For the first time ever, the Centers for Disease Control and Prevention (CDC) is specifically recommending seniors, 65 and older, get one of the souped-up flu vaccines because they provide better protection than a standard flu shot does. This is critical for older adults have weaker immune systems and have a greater risk of developing dangerous flu complications.

The souped-up vaccines are the Fluzone High-Dose Quadrivalent, which is a high-potency vaccine that contains four times the amount of antigen as a regular flu shot does, which creates a stronger immune response for better protection.
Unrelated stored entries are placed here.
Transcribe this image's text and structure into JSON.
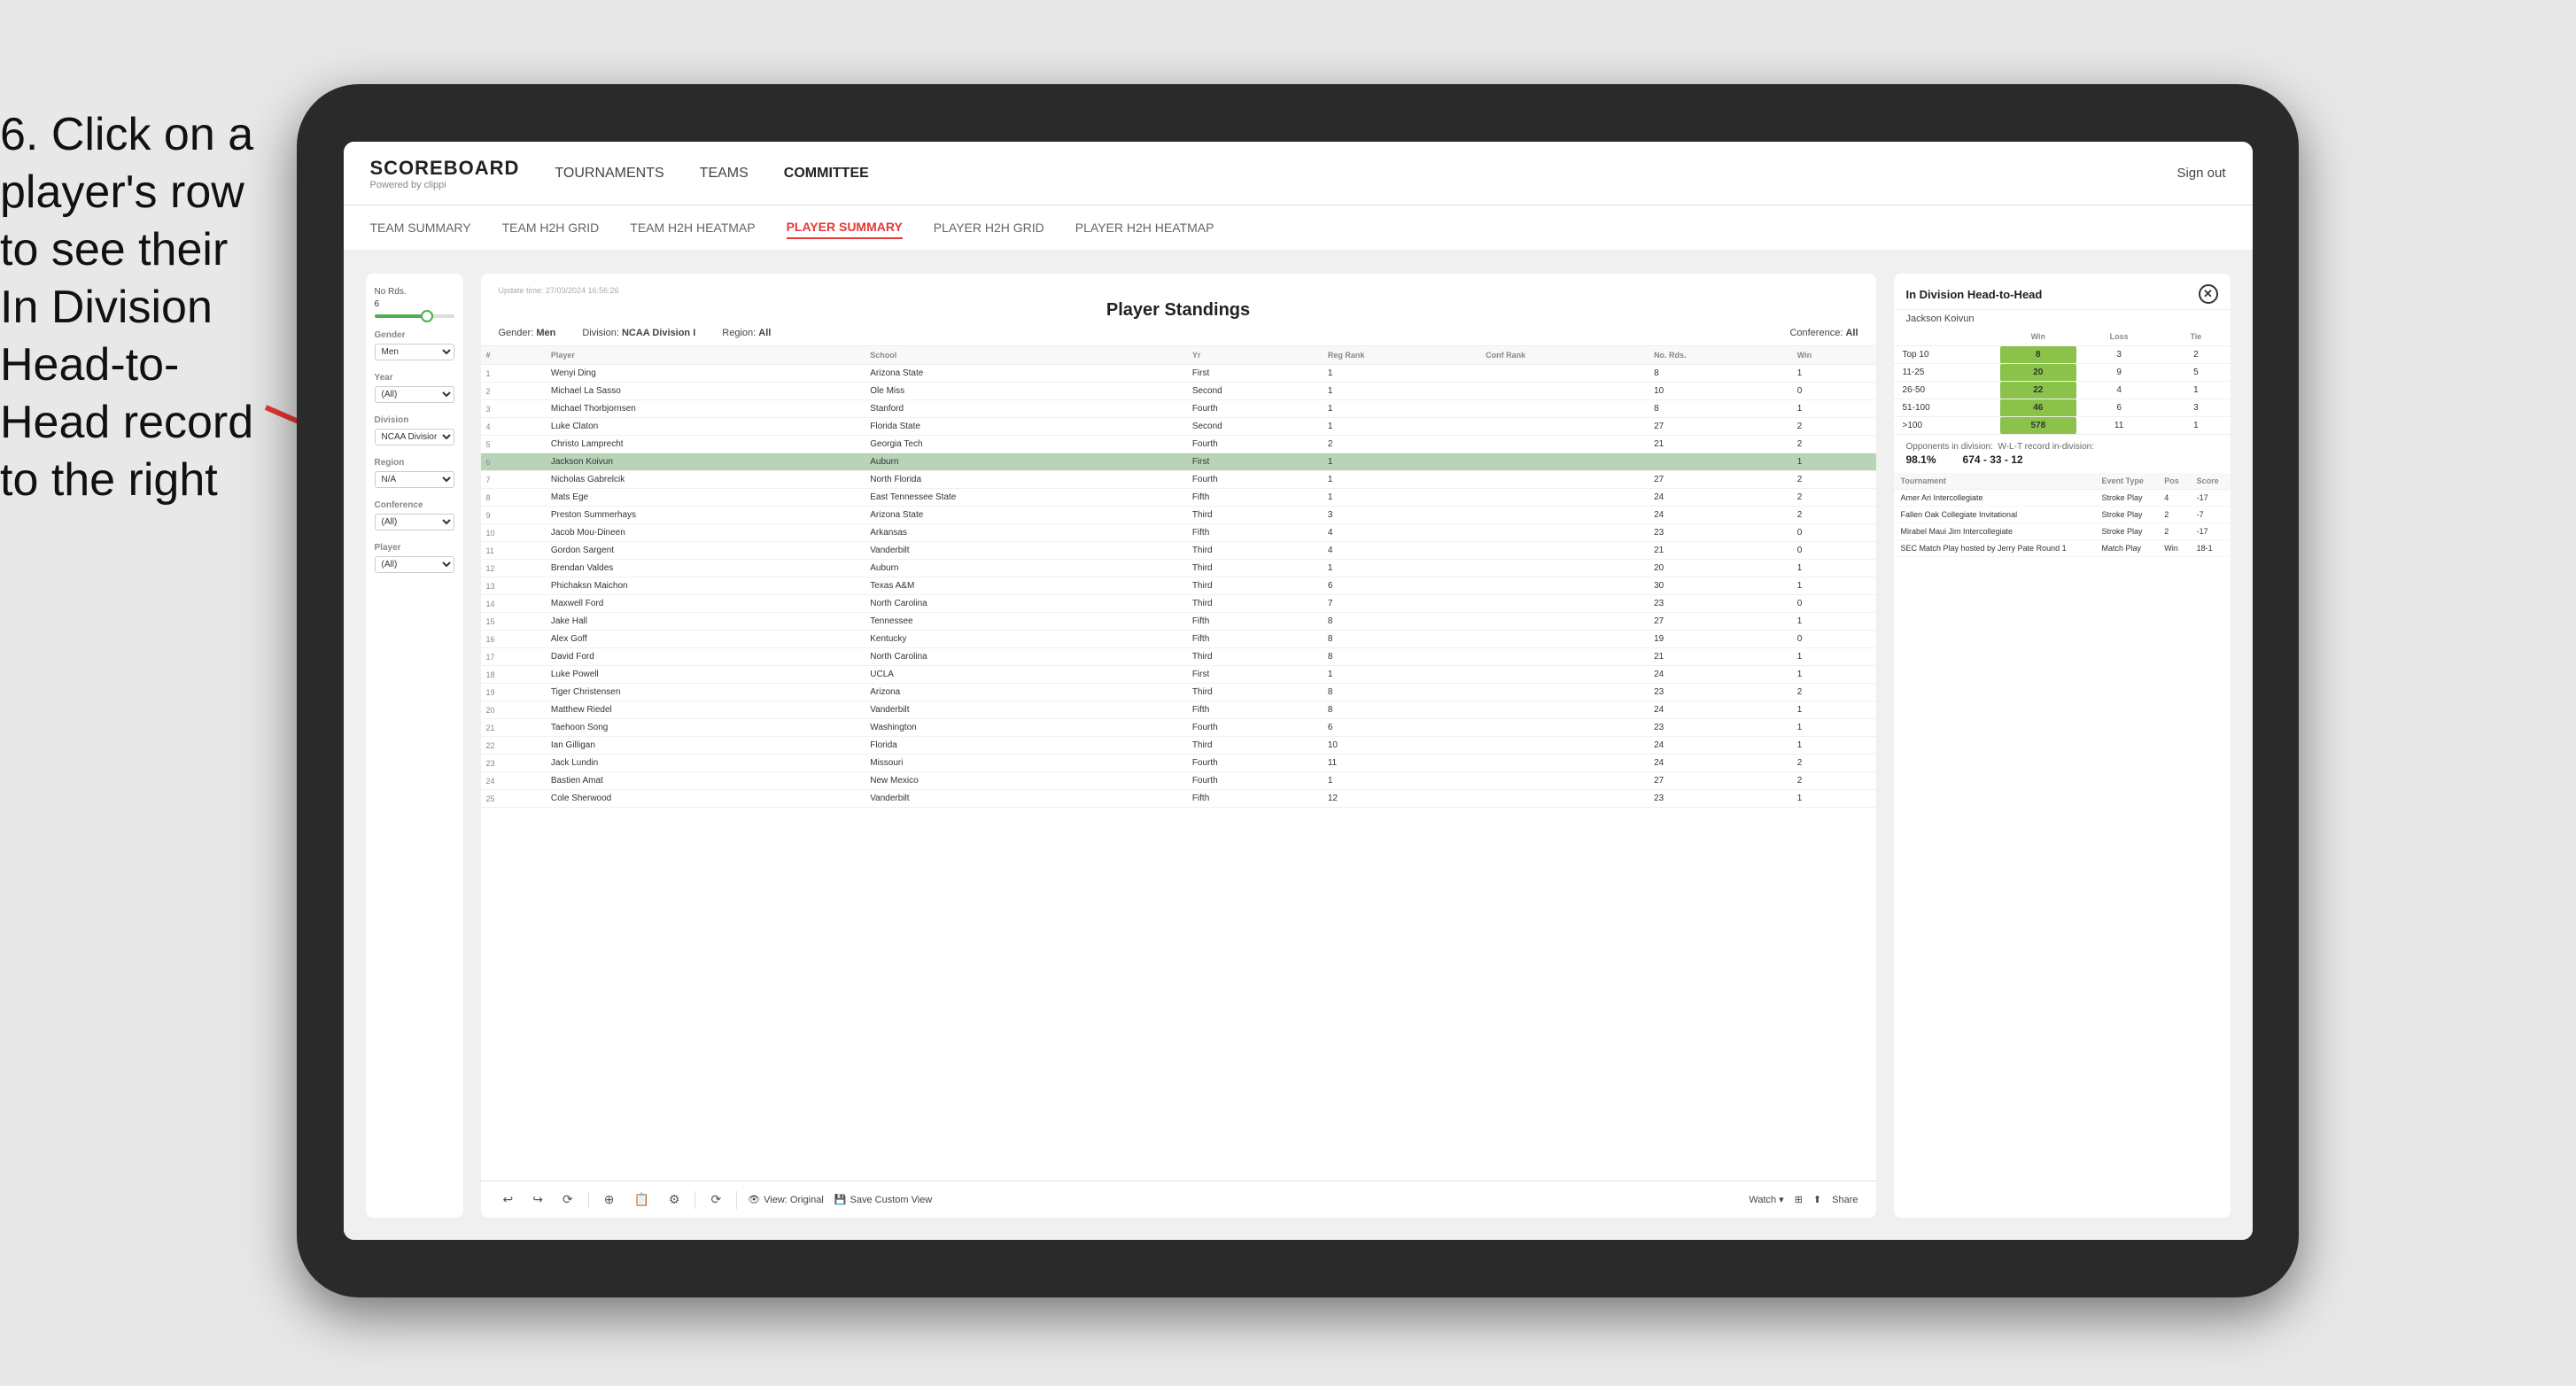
{
  "instruction": {
    "text": "6. Click on a player's row to see their In Division Head-to-Head record to the right"
  },
  "app": {
    "logo": "SCOREBOARD",
    "logo_sub": "Powered by clippi",
    "sign_out": "Sign out",
    "nav": [
      {
        "label": "TOURNAMENTS",
        "active": false
      },
      {
        "label": "TEAMS",
        "active": false
      },
      {
        "label": "COMMITTEE",
        "active": false
      }
    ],
    "sub_nav": [
      {
        "label": "TEAM SUMMARY",
        "active": false
      },
      {
        "label": "TEAM H2H GRID",
        "active": false
      },
      {
        "label": "TEAM H2H HEATMAP",
        "active": false
      },
      {
        "label": "PLAYER SUMMARY",
        "active": true
      },
      {
        "label": "PLAYER H2H GRID",
        "active": false
      },
      {
        "label": "PLAYER H2H HEATMAP",
        "active": false
      }
    ]
  },
  "filters": {
    "no_rds_label": "No Rds.",
    "no_rds_value": "6",
    "gender_label": "Gender",
    "gender_value": "Men",
    "year_label": "Year",
    "year_value": "(All)",
    "division_label": "Division",
    "division_value": "NCAA Division I",
    "region_label": "Region",
    "region_value": "N/A",
    "conference_label": "Conference",
    "conference_value": "(All)",
    "player_label": "Player",
    "player_value": "(All)"
  },
  "standings": {
    "update_time": "Update time: 27/03/2024 16:56:26",
    "title": "Player Standings",
    "gender": "Men",
    "division": "NCAA Division I",
    "region": "All",
    "conference": "All",
    "columns": [
      "#",
      "Player",
      "School",
      "Yr",
      "Reg Rank",
      "Conf Rank",
      "No. Rds.",
      "Win"
    ],
    "rows": [
      {
        "rank": 1,
        "num": 1,
        "player": "Wenyi Ding",
        "school": "Arizona State",
        "yr": "First",
        "reg_rank": 1,
        "conf_rank": "",
        "no_rds": 8,
        "win": 1
      },
      {
        "rank": 2,
        "num": 2,
        "player": "Michael La Sasso",
        "school": "Ole Miss",
        "yr": "Second",
        "reg_rank": 1,
        "conf_rank": "",
        "no_rds": 10,
        "win": 0
      },
      {
        "rank": 3,
        "num": 3,
        "player": "Michael Thorbjornsen",
        "school": "Stanford",
        "yr": "Fourth",
        "reg_rank": 1,
        "conf_rank": "",
        "no_rds": 8,
        "win": 1
      },
      {
        "rank": 4,
        "num": 4,
        "player": "Luke Claton",
        "school": "Florida State",
        "yr": "Second",
        "reg_rank": 1,
        "conf_rank": "",
        "no_rds": 27,
        "win": 2
      },
      {
        "rank": 5,
        "num": 5,
        "player": "Christo Lamprecht",
        "school": "Georgia Tech",
        "yr": "Fourth",
        "reg_rank": 2,
        "conf_rank": "",
        "no_rds": 21,
        "win": 2
      },
      {
        "rank": 6,
        "num": 6,
        "player": "Jackson Koivun",
        "school": "Auburn",
        "yr": "First",
        "reg_rank": 1,
        "conf_rank": "",
        "no_rds": "",
        "win": 1,
        "selected": true
      },
      {
        "rank": 7,
        "num": 7,
        "player": "Nicholas Gabrelcik",
        "school": "North Florida",
        "yr": "Fourth",
        "reg_rank": 1,
        "conf_rank": "",
        "no_rds": 27,
        "win": 2
      },
      {
        "rank": 8,
        "num": 8,
        "player": "Mats Ege",
        "school": "East Tennessee State",
        "yr": "Fifth",
        "reg_rank": 1,
        "conf_rank": "",
        "no_rds": 24,
        "win": 2
      },
      {
        "rank": 9,
        "num": 9,
        "player": "Preston Summerhays",
        "school": "Arizona State",
        "yr": "Third",
        "reg_rank": 3,
        "conf_rank": "",
        "no_rds": 24,
        "win": 2
      },
      {
        "rank": 10,
        "num": 10,
        "player": "Jacob Mou-Dineen",
        "school": "Arkansas",
        "yr": "Fifth",
        "reg_rank": 4,
        "conf_rank": "",
        "no_rds": 23,
        "win": 0
      },
      {
        "rank": 11,
        "num": 11,
        "player": "Gordon Sargent",
        "school": "Vanderbilt",
        "yr": "Third",
        "reg_rank": 4,
        "conf_rank": "",
        "no_rds": 21,
        "win": 0
      },
      {
        "rank": 12,
        "num": 12,
        "player": "Brendan Valdes",
        "school": "Auburn",
        "yr": "Third",
        "reg_rank": 1,
        "conf_rank": "",
        "no_rds": 20,
        "win": 1
      },
      {
        "rank": 13,
        "num": 13,
        "player": "Phichaksn Maichon",
        "school": "Texas A&M",
        "yr": "Third",
        "reg_rank": 6,
        "conf_rank": "",
        "no_rds": 30,
        "win": 1
      },
      {
        "rank": 14,
        "num": 14,
        "player": "Maxwell Ford",
        "school": "North Carolina",
        "yr": "Third",
        "reg_rank": 7,
        "conf_rank": "",
        "no_rds": 23,
        "win": 0
      },
      {
        "rank": 15,
        "num": 15,
        "player": "Jake Hall",
        "school": "Tennessee",
        "yr": "Fifth",
        "reg_rank": 8,
        "conf_rank": "",
        "no_rds": 27,
        "win": 1
      },
      {
        "rank": 16,
        "num": 16,
        "player": "Alex Goff",
        "school": "Kentucky",
        "yr": "Fifth",
        "reg_rank": 8,
        "conf_rank": "",
        "no_rds": 19,
        "win": 0
      },
      {
        "rank": 17,
        "num": 17,
        "player": "David Ford",
        "school": "North Carolina",
        "yr": "Third",
        "reg_rank": 8,
        "conf_rank": "",
        "no_rds": 21,
        "win": 1
      },
      {
        "rank": 18,
        "num": 18,
        "player": "Luke Powell",
        "school": "UCLA",
        "yr": "First",
        "reg_rank": 1,
        "conf_rank": "",
        "no_rds": 24,
        "win": 1
      },
      {
        "rank": 19,
        "num": 19,
        "player": "Tiger Christensen",
        "school": "Arizona",
        "yr": "Third",
        "reg_rank": 8,
        "conf_rank": "",
        "no_rds": 23,
        "win": 2
      },
      {
        "rank": 20,
        "num": 20,
        "player": "Matthew Riedel",
        "school": "Vanderbilt",
        "yr": "Fifth",
        "reg_rank": 8,
        "conf_rank": "",
        "no_rds": 24,
        "win": 1
      },
      {
        "rank": 21,
        "num": 21,
        "player": "Taehoon Song",
        "school": "Washington",
        "yr": "Fourth",
        "reg_rank": 6,
        "conf_rank": "",
        "no_rds": 23,
        "win": 1
      },
      {
        "rank": 22,
        "num": 22,
        "player": "Ian Gilligan",
        "school": "Florida",
        "yr": "Third",
        "reg_rank": 10,
        "conf_rank": "",
        "no_rds": 24,
        "win": 1
      },
      {
        "rank": 23,
        "num": 23,
        "player": "Jack Lundin",
        "school": "Missouri",
        "yr": "Fourth",
        "reg_rank": 11,
        "conf_rank": "",
        "no_rds": 24,
        "win": 2
      },
      {
        "rank": 24,
        "num": 24,
        "player": "Bastien Amat",
        "school": "New Mexico",
        "yr": "Fourth",
        "reg_rank": 1,
        "conf_rank": "",
        "no_rds": 27,
        "win": 2
      },
      {
        "rank": 25,
        "num": 25,
        "player": "Cole Sherwood",
        "school": "Vanderbilt",
        "yr": "Fifth",
        "reg_rank": 12,
        "conf_rank": "",
        "no_rds": 23,
        "win": 1
      }
    ]
  },
  "h2h": {
    "title": "In Division Head-to-Head",
    "player": "Jackson Koivun",
    "columns": [
      "",
      "Win",
      "Loss",
      "Tie"
    ],
    "rows": [
      {
        "label": "Top 10",
        "win": 8,
        "loss": 3,
        "tie": 2
      },
      {
        "label": "11-25",
        "win": 20,
        "loss": 9,
        "tie": 5
      },
      {
        "label": "26-50",
        "win": 22,
        "loss": 4,
        "tie": 1
      },
      {
        "label": "51-100",
        "win": 46,
        "loss": 6,
        "tie": 3
      },
      {
        "label": ">100",
        "win": 578,
        "loss": 11,
        "tie": 1
      }
    ],
    "opponents_label": "Opponents in division:",
    "wlt_label": "W-L-T record in-division:",
    "opponents_pct": "98.1%",
    "record": "674 - 33 - 12",
    "tournaments_columns": [
      "Tournament",
      "Event Type",
      "Pos",
      "Score"
    ],
    "tournaments": [
      {
        "name": "Amer Ari Intercollegiate",
        "type": "Stroke Play",
        "pos": 4,
        "score": "-17"
      },
      {
        "name": "Fallen Oak Collegiate Invitational",
        "type": "Stroke Play",
        "pos": 2,
        "score": "-7"
      },
      {
        "name": "Mirabel Maui Jim Intercollegiate",
        "type": "Stroke Play",
        "pos": 2,
        "score": "-17"
      },
      {
        "name": "SEC Match Play hosted by Jerry Pate Round 1",
        "type": "Match Play",
        "pos": "Win",
        "score": "18-1"
      }
    ]
  },
  "toolbar": {
    "view_original": "View: Original",
    "save_custom": "Save Custom View",
    "watch": "Watch ▾",
    "share": "Share"
  }
}
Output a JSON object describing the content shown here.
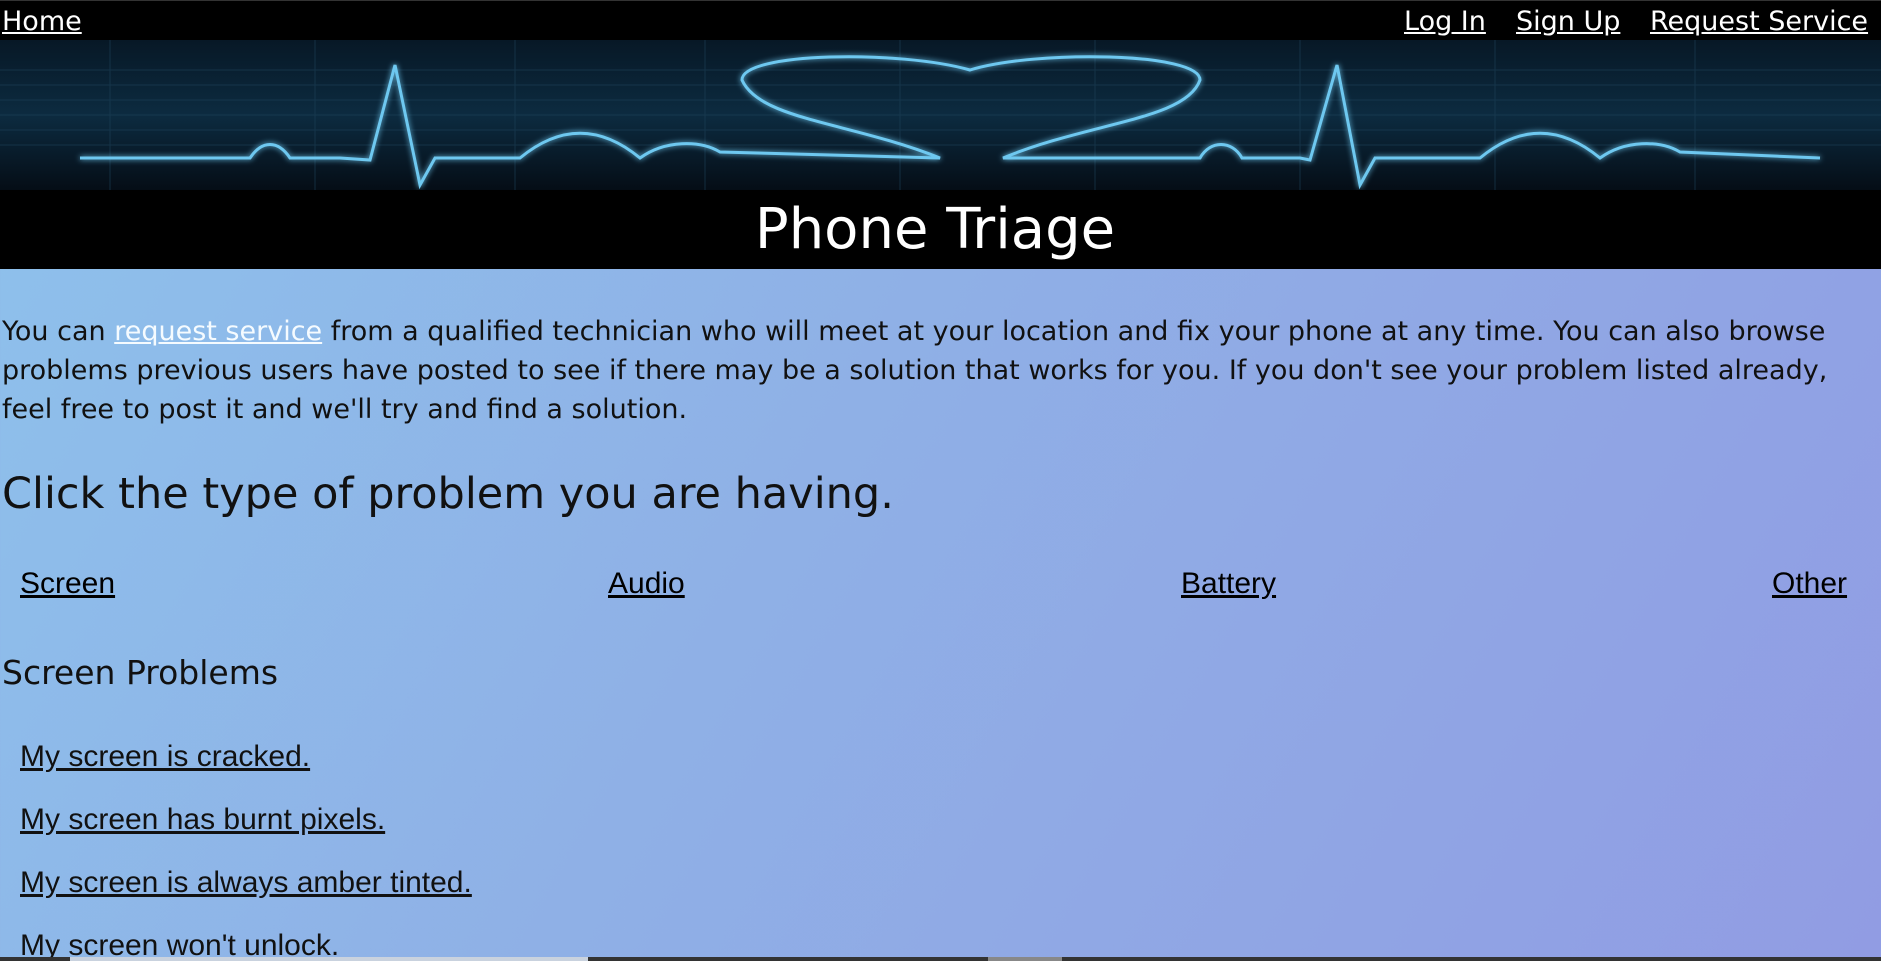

And the Fluad Quadrivalent, which contains an added ingredient called adjuvant MF59 that also helps create a stronger immune response.

Both these vaccines can cause more of the mild side effects that can occur with a standard-dose flu shot, like pain or tenderness where you got the shot, muscle aches, headache or fatigue. And neither vaccine is recommended for seniors who are allergic to chicken eggs, or those who have had a severe reaction to a flu vaccine in the past.

If you are allergic to eggs you should ask for a FluBlok Quadrivalent shot, which doesn’t use chicken eggs in the manufacturing process. This vaccine is proven to be 30 percent more effective than a standard-dose influenza vaccine in preventing flu in people age 50 and older.

COVID Booster

If you haven’t already done so, you should also get a COVID-19 booster shot this fall. Both Moderna and Pfizer have developed new updated COVID booster vaccines that added an Omicron BA 4/5 component to the old formula, which provides better protection.

And according to the CDC, you can get both shots at the same time because the vaccines will not interfere with each other. It is, however, suggested that you get each vaccine in a different arm, to reduce any soreness or swelling that might occur.

Pneumonia Vaccines

Another important vaccination the CDC recommends to seniors, especially this time of year, are the pneumococcal vaccines for pneumonia.

The CDC recently updated their recommendations for the pneumococcal vaccine and now recommend that everyone 65 and older who has not previously received any pneumococcal vaccine should get either PCV20 (Prevnar 20) or PCV15 (Vaxneuvance). If PCV15 is used, this should be followed by a dose of PPSV23 (Pneumovax23) at least one year later. Or, if you’ve previously received a PPSV23 shot, you should get one dose of PCV15 or PCV20 at least one year later.